Atlanta attorney Glenn Delk has been urging greater school choice in Georgia for 25 years and has done legal work for charter schools, most of it pro bono. In this essay, he encourages Georgia voters to pass the Opportunity School District.
By the way, I asked Michael O'Sullivan, state director of StudentsFirst Georgia -- who met with the AJC two weeks ago -- to write a piece explaining how, as was cited at the AJC meeting, the OSD has learned from the mistakes of the Tennessee Achievement District and NOLA. If that piece comes, I will post here. The AJC is also waiting for a piece from the pro OSD Georgia Leads, which I will run it if comes.
In the meantime, here is Delk's piece:
By Glenn Delk
Watching the debate over Gov. Nathan Deal’s Opportunity School District proposal reminds me of the speech given by Winston Churchill, in November, 1942, after his army defeated German Field Marshal Erwin Rommel at El Alamein, when he told the House of Commons “…Now this is not the end. It is not even the beginning of the end, but it is, perhaps, the end of the beginning…”
For 65 years, Georgia and the entire country have fought battles over how best to implement the Supreme Court’s admonition that, if the state decided to provide its citizens with the benefit of an adequate education, the Constitution required it to provide the benefit on equal terms to all citizens.
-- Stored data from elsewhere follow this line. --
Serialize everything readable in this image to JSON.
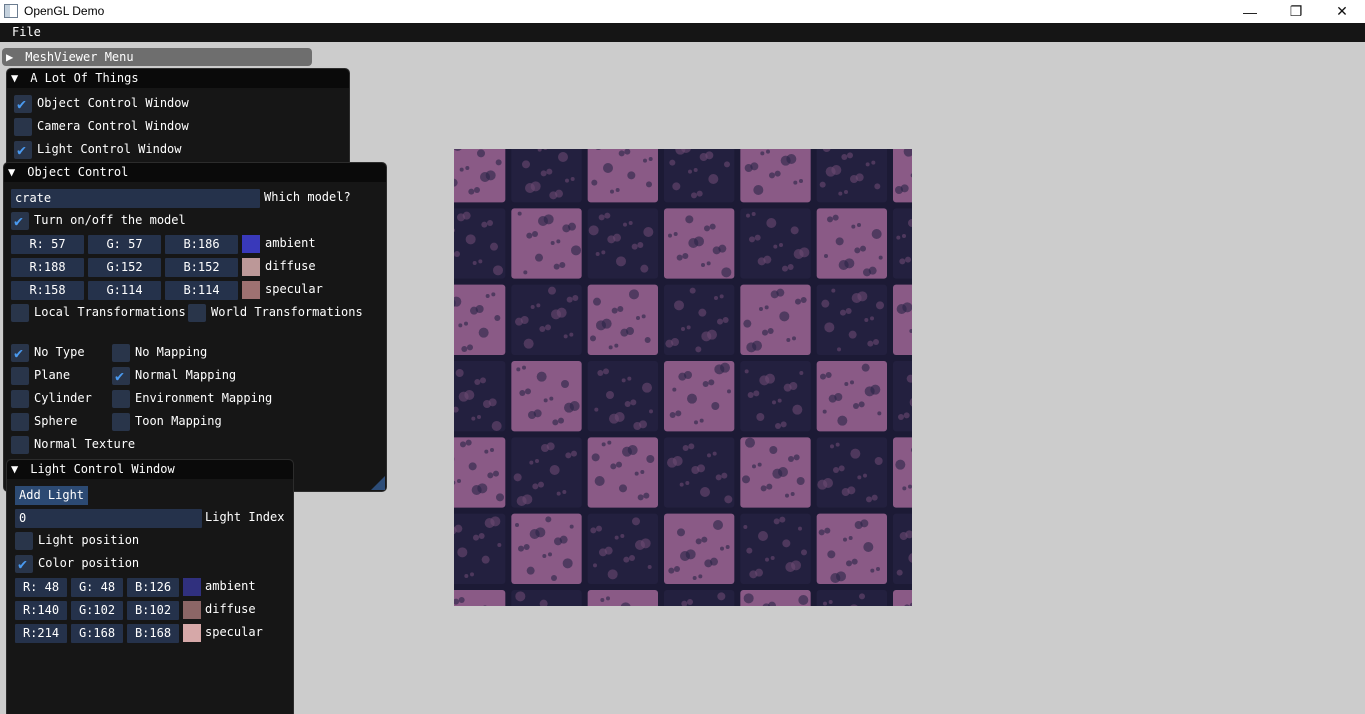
{
  "window": {
    "title": "OpenGL Demo",
    "minimize_glyph": "—",
    "maximize_glyph": "❐",
    "close_glyph": "✕"
  },
  "menubar": {
    "file": "File"
  },
  "meshviewer_menu": {
    "label": "MeshViewer Menu"
  },
  "a_lot_of_things": {
    "title": "A Lot Of Things",
    "items": [
      {
        "label": "Object Control Window",
        "checked": true
      },
      {
        "label": "Camera Control Window",
        "checked": false
      },
      {
        "label": "Light Control Window",
        "checked": true
      }
    ]
  },
  "object_control": {
    "title": "Object Control",
    "model_input": "crate",
    "model_label": "Which model?",
    "turn_onoff": {
      "label": "Turn on/off the model",
      "checked": true
    },
    "colors": [
      {
        "r": "R: 57",
        "g": "G: 57",
        "b": "B:186",
        "swatch": "#3939ba",
        "label": "ambient"
      },
      {
        "r": "R:188",
        "g": "G:152",
        "b": "B:152",
        "swatch": "#bc9898",
        "label": "diffuse"
      },
      {
        "r": "R:158",
        "g": "G:114",
        "b": "B:114",
        "swatch": "#9e7272",
        "label": "specular"
      }
    ],
    "local_transform": {
      "label": "Local Transformations",
      "checked": false
    },
    "world_transform": {
      "label": "World Transformations",
      "checked": false
    },
    "types": [
      {
        "label": "No Type",
        "checked": true
      },
      {
        "label": "Plane",
        "checked": false
      },
      {
        "label": "Cylinder",
        "checked": false
      },
      {
        "label": "Sphere",
        "checked": false
      },
      {
        "label": "Normal Texture",
        "checked": false
      }
    ],
    "mappings": [
      {
        "label": "No Mapping",
        "checked": false
      },
      {
        "label": "Normal Mapping",
        "checked": true
      },
      {
        "label": "Environment Mapping",
        "checked": false
      },
      {
        "label": "Toon Mapping",
        "checked": false
      }
    ]
  },
  "light_control": {
    "title": "Light Control Window",
    "add_light": "Add Light",
    "light_index_value": "0",
    "light_index_label": "Light Index",
    "light_position": {
      "label": "Light position",
      "checked": false
    },
    "color_position": {
      "label": "Color position",
      "checked": true
    },
    "colors": [
      {
        "r": "R: 48",
        "g": "G: 48",
        "b": "B:126",
        "swatch": "#30307e",
        "label": "ambient"
      },
      {
        "r": "R:140",
        "g": "G:102",
        "b": "B:102",
        "swatch": "#8c6666",
        "label": "diffuse"
      },
      {
        "r": "R:214",
        "g": "G:168",
        "b": "B:168",
        "swatch": "#d6a8a8",
        "label": "specular"
      }
    ]
  },
  "icons": {
    "collapsed": "▶",
    "expanded": "▼",
    "check": "✔"
  },
  "colors": {
    "check": "#4a9af0",
    "field": "#25324b",
    "checkbox": "#29354a",
    "window": "#161616"
  }
}
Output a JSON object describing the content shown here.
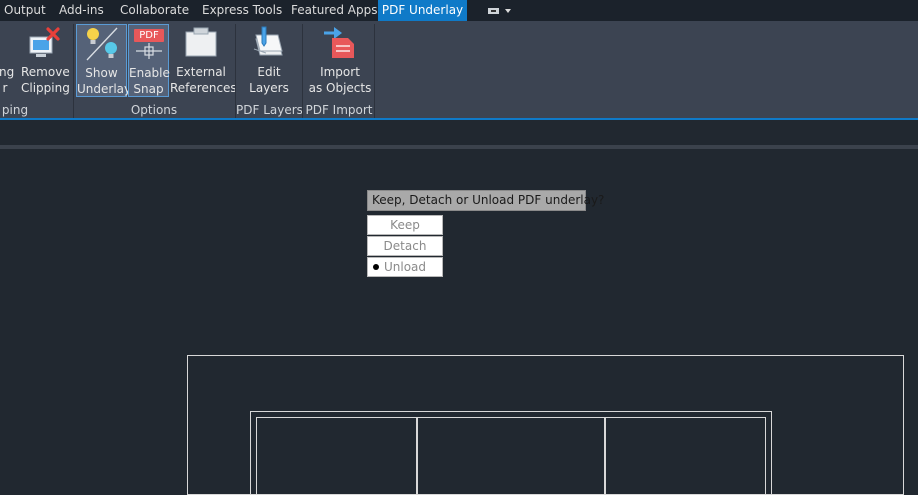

Since 1951, we’ve argued about the best way to meet that constitutional obligation.
What Gov. Deal is really saying with the OSD is that families who are forced, mainly by economic reasons, to send their children to failing schools, have the same opportunity as middle and upper-income families to choose the best school for each child.
However, just as Churchill did not promise his country that victory at El Alamein meant victory in World War II was assured, Gov. Deal does not claim that passage of the OSD proposal, by itself, will provide equal educational opportunities to all students. Instead, if voters approve the proposal and admit we’re now failing a large segment of our children, we will be at the end of the first phase of providing equal opportunity to all. Following passage, if it happens, the governor, other political and business leaders, and all of Georgia’s citizens, must work together to make sure that the nearly 65,000 students now trapped in failing schools have quality choices.
If we don’t follow passage of the proposal with a concerted effort to attract providers of high quality schools to Georgia, combined with an equally strong effort to support home-grown operators, we’ll be repeating past mistakes, not learning from them, as Churchill and his military leaders did after a series of defeats preceding victory at El Alamein. Instead of a new state agency to “manage” schools taken over, we should offer families more choices.
As Atlanta Public Schools superintendent Meria Carstarphen said recently, “…People like choice…They want to pick their president. They want to pick their Happy Meal. The concept of choice is appropriate in a country focused on democracy…”
To her credit, superintendent Carstarphen and her board have begun, even before passage of the OSD, to give Atlanta parents more quality choices by conducting a national search for operators of high-quality schools to open in Atlanta, while at the same time providing local operators to operate previously failing schools.
Like Churchill, Dr. Carstarphen has learned from past failures, heeding research such as the recently released study from Tulane University’s Education Research Alliance. Published October 18, 2016, the report studied the differences in school takeovers in New Orleans and Baton Rouge.
As a news report on the study said, “…The Tulane report emphasizes the commonsense idea that these sort of interventions work only when new schools are markedly better than the ones closed or taken over…The New Orleans data suggest that, at least in some circumstances, closures and takeovers can have significant positive effects on student outcomes, including test scores and high school graduation rates…”
Just as Winston Churchill correctly identified that one victory over Rommel did not eliminate the need for D-Day and hundreds of other battles, we must realize that winning the approval of the OSD will not eliminate the need for additional victories in the fight for equal opportunity for all.